Clin Endocrinol (Oxf). 2013 Apr;78(4):571-6. doi: 10.1111/cen.12017.
Guidelines on the clinical use of growth hormone therapy in adults were issued by the UK National Institute for Clinical Excellence (NICE) in August 2003. We conducted a retrospective clinical audit on the use of growth hormone (GH) in Scotland to evaluate the use of these guidelines and their impact on clinical practice. The audit had two phases. In phase I, the impact of NICE criteria on specialist endocrine practice in starting and continuing GH replacement was assessed. In phase II, the reasons why some adults in Scotland with growth hormone deficiency were not on replacement therapy were evaluated.

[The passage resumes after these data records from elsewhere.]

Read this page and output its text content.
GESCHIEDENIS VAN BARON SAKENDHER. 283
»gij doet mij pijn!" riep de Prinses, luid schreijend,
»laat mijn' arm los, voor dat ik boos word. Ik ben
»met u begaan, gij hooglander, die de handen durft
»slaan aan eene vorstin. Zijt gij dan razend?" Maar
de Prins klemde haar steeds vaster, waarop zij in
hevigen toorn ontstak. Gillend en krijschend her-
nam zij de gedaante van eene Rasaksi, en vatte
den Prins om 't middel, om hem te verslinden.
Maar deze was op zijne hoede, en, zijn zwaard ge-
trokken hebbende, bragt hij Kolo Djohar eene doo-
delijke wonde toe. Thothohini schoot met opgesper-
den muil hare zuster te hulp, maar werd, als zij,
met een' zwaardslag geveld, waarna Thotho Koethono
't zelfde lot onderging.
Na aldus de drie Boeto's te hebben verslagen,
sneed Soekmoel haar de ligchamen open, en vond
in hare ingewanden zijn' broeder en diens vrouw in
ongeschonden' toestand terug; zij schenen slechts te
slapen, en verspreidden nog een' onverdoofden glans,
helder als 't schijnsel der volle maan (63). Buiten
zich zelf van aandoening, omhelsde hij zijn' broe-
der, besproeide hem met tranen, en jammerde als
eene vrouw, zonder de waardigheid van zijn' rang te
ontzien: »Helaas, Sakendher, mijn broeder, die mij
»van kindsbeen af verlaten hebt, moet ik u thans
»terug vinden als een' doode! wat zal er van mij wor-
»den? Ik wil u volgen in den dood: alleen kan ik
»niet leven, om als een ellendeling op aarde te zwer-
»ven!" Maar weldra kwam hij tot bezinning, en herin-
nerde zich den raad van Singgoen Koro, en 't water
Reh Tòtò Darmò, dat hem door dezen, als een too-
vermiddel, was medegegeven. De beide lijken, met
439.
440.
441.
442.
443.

A retrospective cross-sectional case note review was carried out of all adult patients being followed up for growth hormone deficiency during the study period (1 March 2005 to 31 March 2008). Phase I of the audit included 208 patients and phase II 108 patients.
Sellar tumours were the main cause of GH deficiency in both phases of the audit. In phase I, 53 patients (77%) had an AGHDA-QoL score >11 documented before commencing GH post-NICE guidance, compared with 35 (25%) pre-NICE guidance. Overall, only 39 patients (18%) met the full NICE criteria for starting and continuing GH (pre-NICE, 11%; post-NICE, 35%). Phase II indicated that the main reasons for not starting GH included perceived satisfactory quality of life (n = 47, 43%), patient reluctance (16, 15%) or a medical contraindication (16, 15%).
Although the use of quality of life assessments has increased following publication of the NICE guidelines, most adults on GH in Scotland did not fulfil the complete set of NICE criteria. The main reason for not starting GH therapy in adult GH-deficient patients was perceived satisfactory quality of life.
英国国家临床卓越研究所(NICE)于 2003 年 8 月发布了关于生长激素治疗在成年人中临床应用的指南。我们对苏格兰生长激素(GH)的使用情况进行了回顾性临床审计,以评估这些指南的使用情况及其对临床实践的影响。该审计分为两个阶段。第一阶段,评估 NICE 标准对开始和继续 GH 替代治疗的内分泌专家实践的影响。第二阶段,评估苏格兰部分生长激素缺乏症成年人未接受替代治疗的原因。
对研究期间(2005 年 3 月 1 日至 2008 年 3 月 31 日)接受生长激素缺乏症随访的所有成年患者的病历进行回顾性横断面案例审查。审计的第一阶段包括 208 例患者,第二阶段包括 108 例患者。
在两个阶段的审计中,鞍区肿瘤都是 GH 缺乏的主要原因。在第一阶段,53 例患者(77%)在开始接受 GH 治疗后,其 AGHDA-QoL 评分>11,而在 NICE 指南之前为 35 例(25%)。总体而言,只有 39 例患者(18%)符合开始和继续使用 GH 的全部 NICE 标准(NICE 指南之前为 11%,之后为 35%)。第二阶段表明,未开始 GH 治疗的主要原因包括认为生活质量满意(47 例,43%)、患者不愿(16 例,15%)或存在医学禁忌症(16 例,15%)。
尽管在 NICE 指南发布后,使用生活质量评估的情况有所增加,但苏格兰接受 GH 治疗的成年人中,大多数并未完全符合 NICE 标准。成年 GH 缺乏症患者未开始 GH 治疗的主要原因是认为生活质量满意。